Predicting Customer Goals in Financial Institution Services: A Data-Driven LSTM Approach
Andrew Estornell, Stylianos Loukas Vasileiou, William Yeoh, Daniel, Borrajo, Rui Silva

TL;DR
This paper introduces LSTM-based models, including an enhanced version with graph embeddings, to predict customer goals and actions in financial services, aiming to improve personalized user experiences.
Contribution
It presents a novel application of LSTM models with graph embeddings for predicting customer behavior using simulated data in finance.
Findings
LSTM models effectively predict customer goals and actions.
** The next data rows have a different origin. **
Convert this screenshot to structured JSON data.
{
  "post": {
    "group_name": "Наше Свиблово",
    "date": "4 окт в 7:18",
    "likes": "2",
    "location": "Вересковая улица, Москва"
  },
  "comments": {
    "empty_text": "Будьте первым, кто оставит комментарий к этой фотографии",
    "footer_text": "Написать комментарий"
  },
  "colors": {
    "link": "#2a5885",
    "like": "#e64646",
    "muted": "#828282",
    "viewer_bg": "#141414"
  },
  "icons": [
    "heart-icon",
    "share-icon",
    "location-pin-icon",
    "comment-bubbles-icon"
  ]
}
Enhanced LSTM with graph embeddings improves prediction accuracy.
Models outperform baseline approaches in simulated financial scenarios.
Abstract
In today's competitive financial landscape, understanding and anticipating customer goals is crucial for institutions to deliver a personalized and optimized user experience. This has given rise to the problem of accurately predicting customer goals and actions. Focusing on that problem, we use historical customer traces generated by a realistic simulator and present two simple models for predicting customer goals and future actions -- an LSTM model and an LSTM model enhanced with state-space graph embeddings. Our results demonstrate the effectiveness of these models when it comes to predicting customer goals and actions.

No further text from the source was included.